Rhoda Scott est aussi très souvent sollicitée pour apporter la puissance évocatrice de l’orgue Hammond. S’il est impossible de citer ici toutes ses participations et collaborations, on peut mentionner Organ Masters avec Emmanuel Bex, Thierry Eliez, Stephan Patry et Benoît Sourisse, Soul Sisters avec la chanteuse La Velle, Rock My Boat avec David Linx et André Ceccarelli ou Djangolized avec la violoniste Aurore Voilqué . Sur scène, on l’a vue au côté d’Ella Fitzgerald, Ray Charles, George Benson, etc…
A l’occasion du festival Jazz à Vienne, elle crée en 2004 le Rhoda Scott Lady Quartet avec les musiciennes Sophie Alour (saxophone ténor), Airelle Besson (bugle) et Julie Saury (batterie). Une formule qui va perdurer avec le remplacement d’Airelle Besson par Lisa Cat-Berro (alto sax), et sera souvent présentée au Sunset à Paris et en tournée. En 2017, Stéphane Portet, le propriétaire du Sunset, crée un label pour enregistrer l’album We Free Queens, avec le renfort de Géraldine Laurent, Anne Paceo et Julien Alour.
Commandeur dans l’ordre des Arts et Lettres depuis le jour de ses 80 ans, Rhoda Scott réside régulièrement à Chartres. Elle est la marraine de chœur de l’université du Mans, dirigé par Evelyne Béché. En 2010, à l’occasion du festival du Printemps des orgues, elle a accompagné le Chœur des Mauges de Beaupréau, sous la direction de Katika Blardone.

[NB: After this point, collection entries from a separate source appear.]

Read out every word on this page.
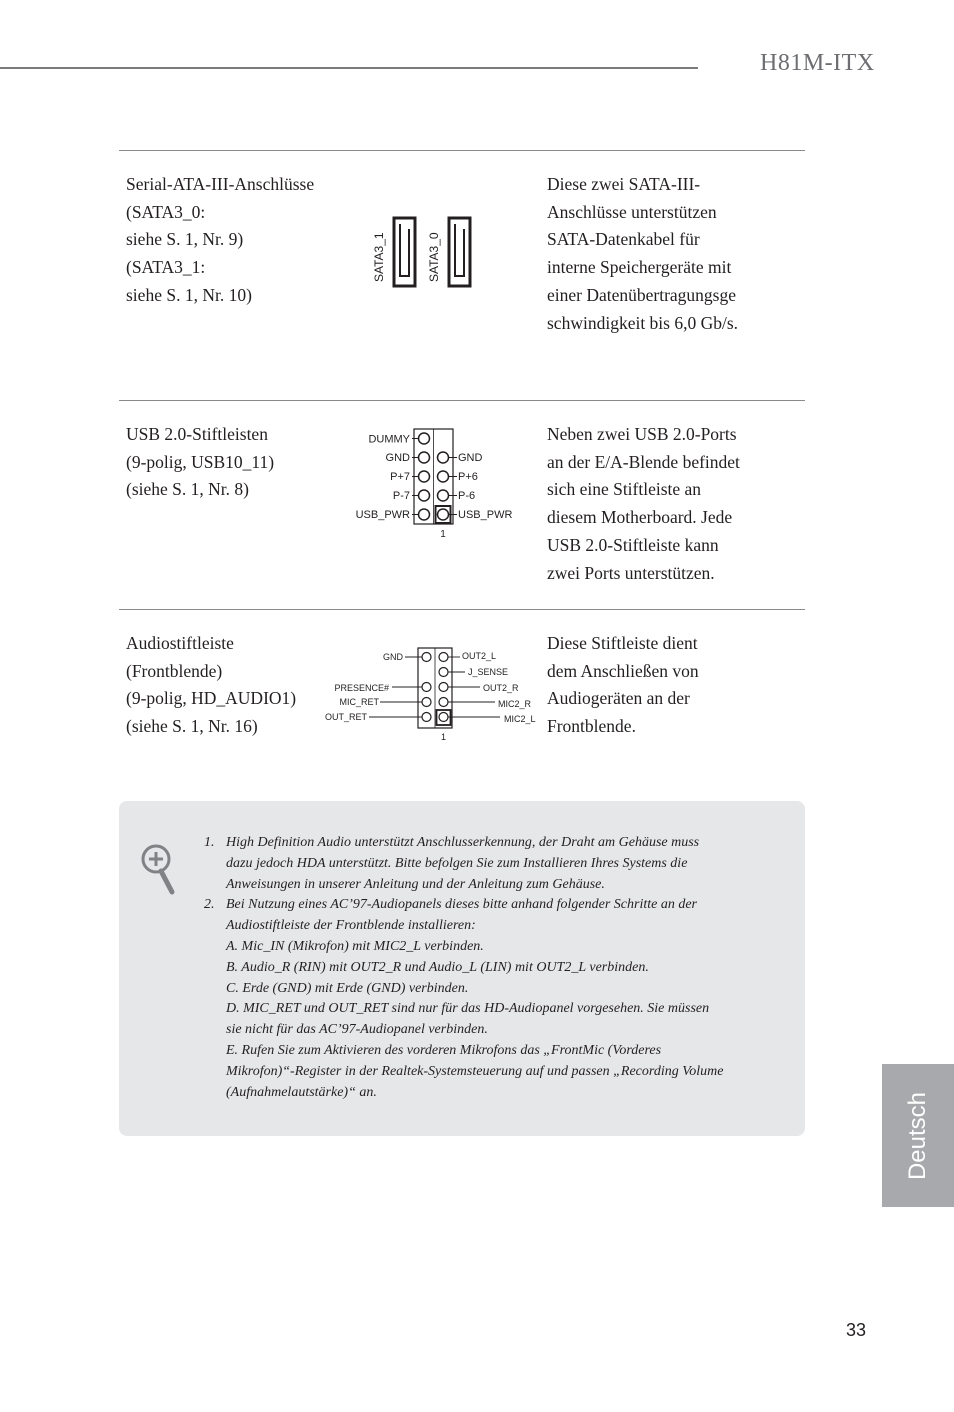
H81M-ITX

Serial-ATA-III-Anschlüsse
(SATA3_0:
siehe S. 1, Nr. 9)
(SATA3_1:
siehe S. 1, Nr. 10)

SATA3_1	SATA3_0

Diese zwei SATA-III-
Anschlüsse unterstützen
SATA-Datenkabel für
interne Speichergeräte mit
einer Datenübertragungsge
schwindigkeit bis 6,0 Gb/s.

USB 2.0-Stiftleisten
(9-polig, USB10_11)
(siehe S. 1, Nr. 8)

DUMMY
GND
P+7
P-7
USB_PWR
GND
P+6
P-6
USB_PWR
1

Neben zwei USB 2.0-Ports
an der E/A-Blende befindet
sich eine Stiftleiste an
diesem Motherboard. Jede
USB 2.0-Stiftleiste kann
zwei Ports unterstützen.

Audiostiftleiste
(Frontblende)
(9-polig, HD_AUDIO1)
(siehe S. 1, Nr. 16)

GND
PRESENCE#
MIC_RET
OUT_RET
OUT2_L
J_SENSE
OUT2_R
MIC2_R
MIC2_L
1

Diese Stiftleiste dient
dem Anschließen von
Audiogeräten an der
Frontblende.

1. High Definition Audio unterstützt Anschlusserkennung, der Draht am Gehäuse muss
dazu jedoch HDA unterstützt. Bitte befolgen Sie zum Installieren Ihres Systems die
Anweisungen in unserer Anleitung und der Anleitung zum Gehäuse.
2. Bei Nutzung eines AC’97-Audiopanels dieses bitte anhand folgender Schritte an der
Audiostiftleiste der Frontblende installieren:
A. Mic_IN (Mikrofon) mit MIC2_L verbinden.
B. Audio_R (RIN) mit OUT2_R und Audio_L (LIN) mit OUT2_L verbinden.
C. Erde (GND) mit Erde (GND) verbinden.
D. MIC_RET und OUT_RET sind nur für das HD-Audiopanel vorgesehen. Sie müssen
sie nicht für das AC’97-Audiopanel verbinden.
E. Rufen Sie zum Aktivieren des vorderen Mikrofons das „FrontMic (Vorderes
Mikrofon)“-Register in der Realtek-Systemsteuerung auf und passen „Recording Volume
(Aufnahmelautstärke)“ an.	Deutsch
33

En 2014, 47 ans après son premier Master, elle a obtenu un Master 2 de recherche « Master of Arts in Jazz History & Research» de la Rutgers University à Newark, New Jersey. Pour fêter ses 80 ans, Rhoda Scott s’est entourée de la génération montante des jazzwomen de l’hexagone. La grande dame de l’orgue Hammond nous propose un jazz généreux au swing teinté de blues : une musique aussi enjouée que foisonnante, à la portée de tous !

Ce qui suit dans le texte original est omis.